1. Q&A: "Loneliness and isolation" - Tuesday 30 Oct, 2-3pm

    Are you experiencing loneliness and isolation? Do you care for someone with dementia or have dementia yourself? We are here to answer your questions on this emotive topic. Our next expert Q&A will be hosted by Anne from our Helpline team. She will be answering your questions on Tuesday 30 October from 2-3pm. Want to ask questions in advance, or don’t think you can make it? You can either post questions here or email them to us at talkingpoint@alzheimers.org.uk and we'll answer as many as we can on Tuesday 30th of October from 2-3 pm.

    Pop by and post your questions now and we'll answer them on Tuesday.

Helping Adult Children

Discussion in 'Legal and financial issues' started by Wifenotcarer, May 11, 2018.

  1. Wifenotcarer

    Wifenotcarer Registered User

    Mar 11, 2018
    46
    We have always treated our finances as a family unit - Self, husband and 2 daughters. e.g. any windfalls such as legacies or lottery wins are always divided equally 4 ways, we provided deposits to buy student flats, while the daughters paid the mortgages themselves, helped by always having a rent paying flatmate. When one of the flats sold at a huge profit and the other at a loss, daughters pooled the money to provide deposits for both of them to buy family homes.

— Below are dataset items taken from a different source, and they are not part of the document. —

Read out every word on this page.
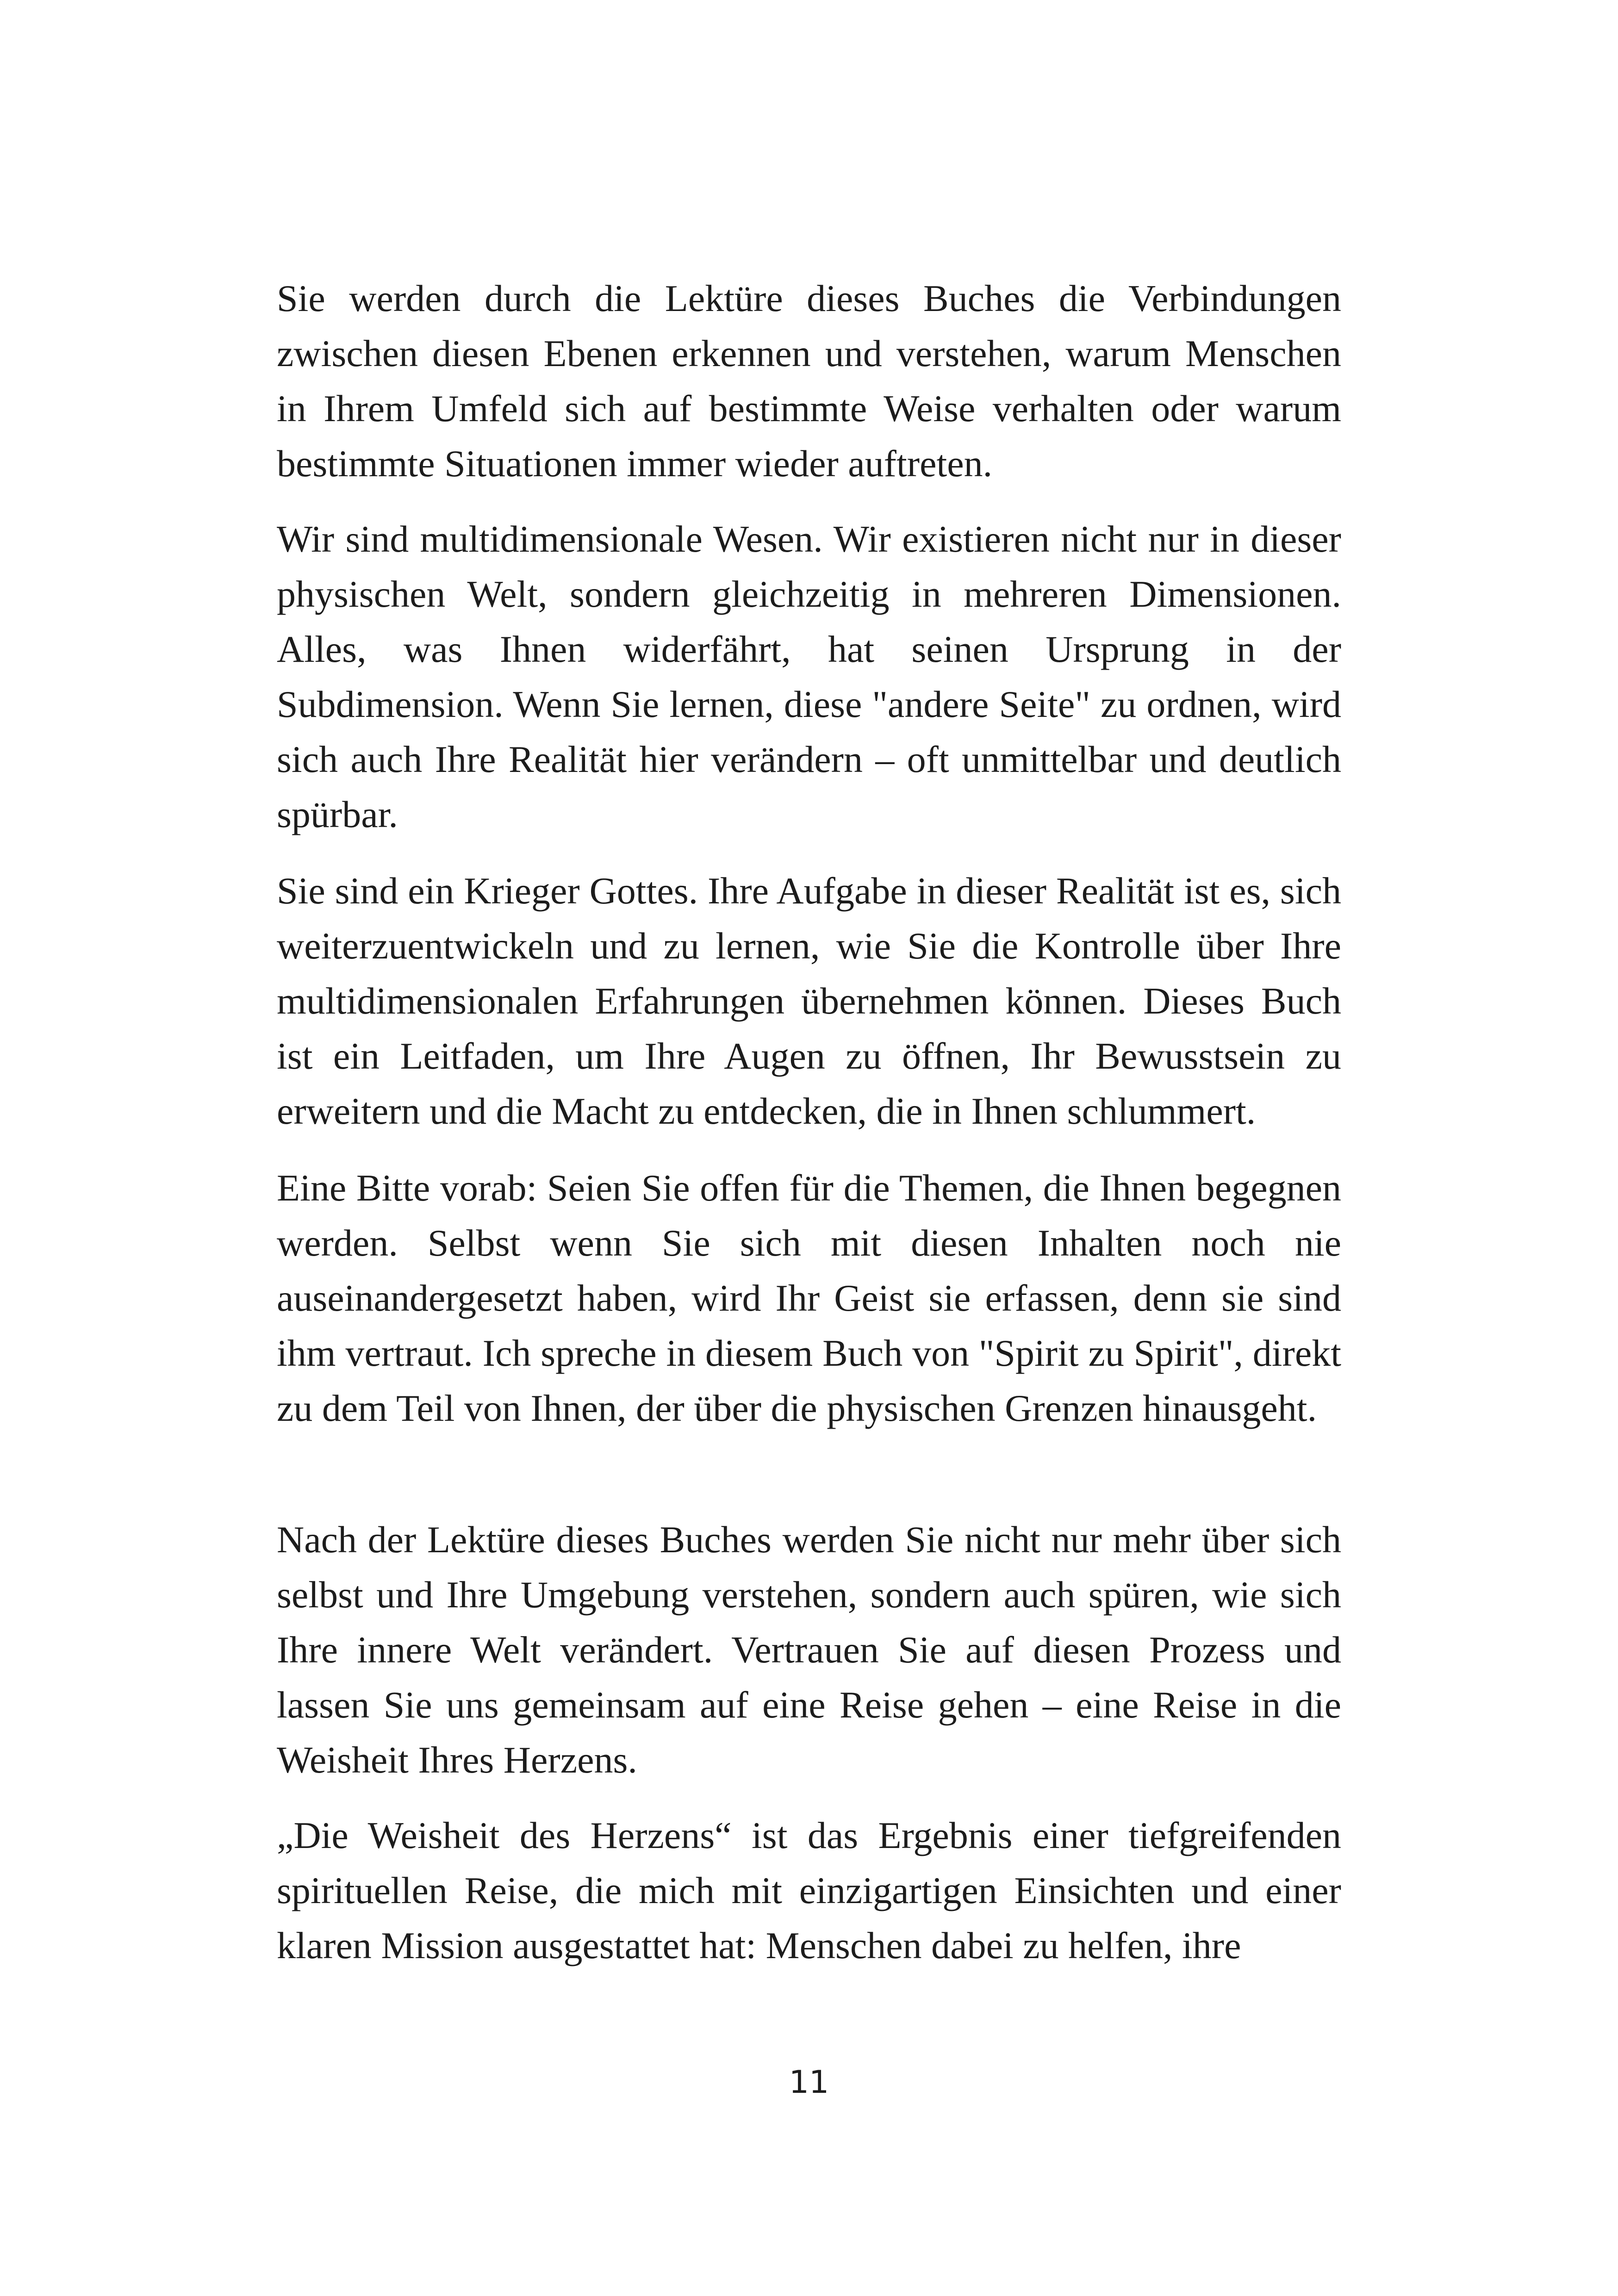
Sie werden durch die Lektüre dieses Buches die Verbindungen zwischen diesen Ebenen erkennen und verstehen, warum Menschen in Ihrem Umfeld sich auf bestimmte Weise verhalten oder warum bestimmte Situationen immer wieder auftreten.

Wir sind multidimensionale Wesen. Wir existieren nicht nur in dieser physischen Welt, sondern gleichzeitig in mehreren Dimensionen. Alles, was Ihnen widerfährt, hat seinen Ursprung in der Subdimension. Wenn Sie lernen, diese "andere Seite" zu ordnen, wird sich auch Ihre Realität hier verändern – oft unmittelbar und deutlich spürbar.

Sie sind ein Krieger Gottes. Ihre Aufgabe in dieser Realität ist es, sich weiterzuentwickeln und zu lernen, wie Sie die Kontrolle über Ihre multidimensionalen Erfahrungen übernehmen können. Dieses Buch ist ein Leitfaden, um Ihre Augen zu öffnen, Ihr Bewusstsein zu erweitern und die Macht zu entdecken, die in Ihnen schlummert.

Eine Bitte vorab: Seien Sie offen für die Themen, die Ihnen begegnen werden. Selbst wenn Sie sich mit diesen Inhalten noch nie auseinandergesetzt haben, wird Ihr Geist sie erfassen, denn sie sind ihm vertraut. Ich spreche in diesem Buch von "Spirit zu Spirit", direkt zu dem Teil von Ihnen, der über die physischen Grenzen hinausgeht.

Nach der Lektüre dieses Buches werden Sie nicht nur mehr über sich selbst und Ihre Umgebung verstehen, sondern auch spüren, wie sich Ihre innere Welt verändert. Vertrauen Sie auf diesen Prozess und lassen Sie uns gemeinsam auf eine Reise gehen – eine Reise in die Weisheit Ihres Herzens.

„Die Weisheit des Herzens“ ist das Ergebnis einer tiefgreifenden spirituellen Reise, die mich mit einzigartigen Einsichten und einer klaren Mission ausgestattet hat: Menschen dabei zu helfen, ihre

11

Now, because of rapidly growing Grandchildren both these houses require extensions. No problem, as although we are income poor we are savings rich and promised to contribute £20,000 to each of the upgrades. So far no problem BUT:

    My OH has mid to late stage dementia and we have to face the possibility that he will require residential care in the next year or two. From my research on this and other forums it seems that if we give the money to our daughters then SS could demand that they pay it back to fund their father's care. They would not be in a position to do that as that money and the rest of their own savings, would by then have been spent on their urgently needed extensions.

    Have I got this right? Does anyone know a way round this conumdrum?
     
  2. marionq

    marionq Registered User

    Apr 24, 2013
    4,799
    Female
    Scotland
    If the money is in joint names then you could give it from your half. They have no right or interest in asking what your assets are only those of your husband if he enters care.

    I give sums to our grand children's education funds from my money for exactly that reason.